I agree that he was looking for your response. He turned his back so you could not read his expression. If you had said no to 3, and said 10 he may have said the same thing with 10 in it, "at least 10 years". And he did say at least 3 years.

Mine said 9 to 12 months..... that was 3 and a half years ago. Enough said, lol.

Not to beat a dead horse but I just want to say that for me the issue is the psychological impact on a patient when a set time is given. I know that if my doctor told me 3 years it would be a huge blow and I would have that number in my head. Now I know it's based on treatment and my responding to it. Simply being stage 4 is enough in my opinion to know that we should have our affairs in order. Having said all that I choose to have lots of hope, hope that I will respond well and hope that I will attain remission. Remission is my goal, and hopefully for a nice long while.

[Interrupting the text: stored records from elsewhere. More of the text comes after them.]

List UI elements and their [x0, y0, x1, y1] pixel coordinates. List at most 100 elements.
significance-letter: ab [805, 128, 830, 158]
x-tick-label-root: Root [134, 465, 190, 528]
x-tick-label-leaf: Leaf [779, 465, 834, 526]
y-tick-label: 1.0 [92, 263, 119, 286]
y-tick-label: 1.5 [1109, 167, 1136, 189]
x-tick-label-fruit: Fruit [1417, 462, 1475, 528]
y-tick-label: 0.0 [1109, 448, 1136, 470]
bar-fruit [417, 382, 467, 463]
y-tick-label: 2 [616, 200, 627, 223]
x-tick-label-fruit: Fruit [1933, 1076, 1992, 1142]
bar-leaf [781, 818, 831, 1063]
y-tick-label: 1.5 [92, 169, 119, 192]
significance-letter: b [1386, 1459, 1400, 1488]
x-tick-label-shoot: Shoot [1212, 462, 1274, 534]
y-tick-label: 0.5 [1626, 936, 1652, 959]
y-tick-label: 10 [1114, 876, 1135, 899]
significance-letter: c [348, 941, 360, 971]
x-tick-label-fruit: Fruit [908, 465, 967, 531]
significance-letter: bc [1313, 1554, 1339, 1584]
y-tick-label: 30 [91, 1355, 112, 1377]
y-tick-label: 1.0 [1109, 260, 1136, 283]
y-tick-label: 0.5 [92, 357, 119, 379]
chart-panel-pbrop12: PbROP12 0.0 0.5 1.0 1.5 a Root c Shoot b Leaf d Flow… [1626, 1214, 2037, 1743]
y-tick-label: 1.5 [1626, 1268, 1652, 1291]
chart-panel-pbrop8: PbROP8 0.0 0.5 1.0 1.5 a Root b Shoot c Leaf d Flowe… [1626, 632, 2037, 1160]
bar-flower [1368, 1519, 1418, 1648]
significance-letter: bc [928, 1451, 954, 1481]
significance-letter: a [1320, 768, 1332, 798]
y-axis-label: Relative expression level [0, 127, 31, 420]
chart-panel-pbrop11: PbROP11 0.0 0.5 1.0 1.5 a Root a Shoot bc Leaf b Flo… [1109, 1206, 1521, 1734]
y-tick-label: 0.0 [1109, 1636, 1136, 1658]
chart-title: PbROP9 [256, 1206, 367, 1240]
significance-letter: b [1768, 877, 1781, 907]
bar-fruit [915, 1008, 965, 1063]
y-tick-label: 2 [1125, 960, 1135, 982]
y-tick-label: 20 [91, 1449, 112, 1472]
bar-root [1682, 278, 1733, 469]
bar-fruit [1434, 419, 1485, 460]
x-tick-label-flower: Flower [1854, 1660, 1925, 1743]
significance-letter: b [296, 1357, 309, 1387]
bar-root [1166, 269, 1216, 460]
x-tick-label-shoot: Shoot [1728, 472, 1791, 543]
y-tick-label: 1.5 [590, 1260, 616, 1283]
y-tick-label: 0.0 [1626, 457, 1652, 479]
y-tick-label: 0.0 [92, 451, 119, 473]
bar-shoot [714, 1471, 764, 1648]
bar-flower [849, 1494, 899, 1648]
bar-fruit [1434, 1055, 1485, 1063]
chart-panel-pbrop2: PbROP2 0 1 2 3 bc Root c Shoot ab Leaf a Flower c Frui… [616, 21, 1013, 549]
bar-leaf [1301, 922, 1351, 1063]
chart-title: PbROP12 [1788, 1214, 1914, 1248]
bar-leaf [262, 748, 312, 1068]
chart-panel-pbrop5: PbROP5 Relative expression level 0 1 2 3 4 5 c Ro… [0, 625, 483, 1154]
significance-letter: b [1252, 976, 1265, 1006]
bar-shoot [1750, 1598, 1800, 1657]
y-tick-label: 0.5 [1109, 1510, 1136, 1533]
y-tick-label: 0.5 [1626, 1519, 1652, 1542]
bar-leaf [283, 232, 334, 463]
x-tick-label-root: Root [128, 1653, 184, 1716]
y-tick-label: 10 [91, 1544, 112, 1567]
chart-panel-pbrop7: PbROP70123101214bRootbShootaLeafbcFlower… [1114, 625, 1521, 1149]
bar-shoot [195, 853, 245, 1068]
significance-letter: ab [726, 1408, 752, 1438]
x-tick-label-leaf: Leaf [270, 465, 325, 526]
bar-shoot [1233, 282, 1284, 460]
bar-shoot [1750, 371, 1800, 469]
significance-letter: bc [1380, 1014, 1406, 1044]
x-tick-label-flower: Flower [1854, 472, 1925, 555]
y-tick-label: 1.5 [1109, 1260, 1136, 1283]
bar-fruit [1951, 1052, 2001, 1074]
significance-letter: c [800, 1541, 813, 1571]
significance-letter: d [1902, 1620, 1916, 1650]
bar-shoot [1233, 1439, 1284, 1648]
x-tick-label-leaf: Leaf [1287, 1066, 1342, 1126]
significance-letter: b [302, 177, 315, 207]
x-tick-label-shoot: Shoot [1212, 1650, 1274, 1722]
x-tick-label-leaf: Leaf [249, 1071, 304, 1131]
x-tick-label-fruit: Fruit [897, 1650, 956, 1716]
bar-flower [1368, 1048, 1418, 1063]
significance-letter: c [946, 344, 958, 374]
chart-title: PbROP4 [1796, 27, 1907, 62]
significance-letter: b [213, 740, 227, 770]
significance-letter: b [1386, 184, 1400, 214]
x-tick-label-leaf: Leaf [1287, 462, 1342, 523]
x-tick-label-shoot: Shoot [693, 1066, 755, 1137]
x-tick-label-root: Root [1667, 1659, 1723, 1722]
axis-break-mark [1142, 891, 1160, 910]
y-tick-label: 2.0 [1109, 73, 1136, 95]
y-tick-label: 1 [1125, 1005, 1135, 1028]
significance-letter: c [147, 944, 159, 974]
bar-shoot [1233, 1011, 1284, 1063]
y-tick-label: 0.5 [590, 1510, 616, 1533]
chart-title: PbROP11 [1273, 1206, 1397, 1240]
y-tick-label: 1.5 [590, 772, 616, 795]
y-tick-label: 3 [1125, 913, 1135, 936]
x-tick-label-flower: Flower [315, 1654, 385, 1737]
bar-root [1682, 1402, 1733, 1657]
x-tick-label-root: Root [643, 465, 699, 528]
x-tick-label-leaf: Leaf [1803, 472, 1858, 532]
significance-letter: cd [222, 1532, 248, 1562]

Dear Terri, I am a fellow Houstonian and feel compelled to tell you that you must remember it is you who is in the driver seat of your own care. I fired my previous oncologist when she told me (after my lovely stage iv diagnosis) that she had "a patient with a similar scenario to mine who she encouraged to get that motorcycle she always wanted and take a long ride." Well, I took a quick ride out of her office with a complete copy of my chart and began to look for a new doc. May I suggest you may want to give Dr. Khaled Jabboury a call. I believe the man has saved my life and he and I are total collaborators in my plan of care. He's as West Houston Medical Center, 12121 Richmond Avenue suite 100, phone # 281 558-5385. If nothing else, you could just schedule an appt for a consult. I've realized the more smart people you talk to the better. Dr. J. has repeatedly told me that his "goal will always be complete and full remission...and I will never settle for less." He told me recently that he could not come to work each day if he did not believe this. He spent many many years at MD Andersen and I'm sure he knows your doc. Dr. J. thinks outside the box and as an RN I respect him in many many ways (and believe me, I don't say that about a lot of docs!). Good lucky friend. Let me know if I can help in any other way. ps, I'm 22 months out on my liver mets dx and work full time, have a ton of energy and just got back from a kayak trip on lake tahoe...and I never plan on getting a motorcycle....way to dangerous!!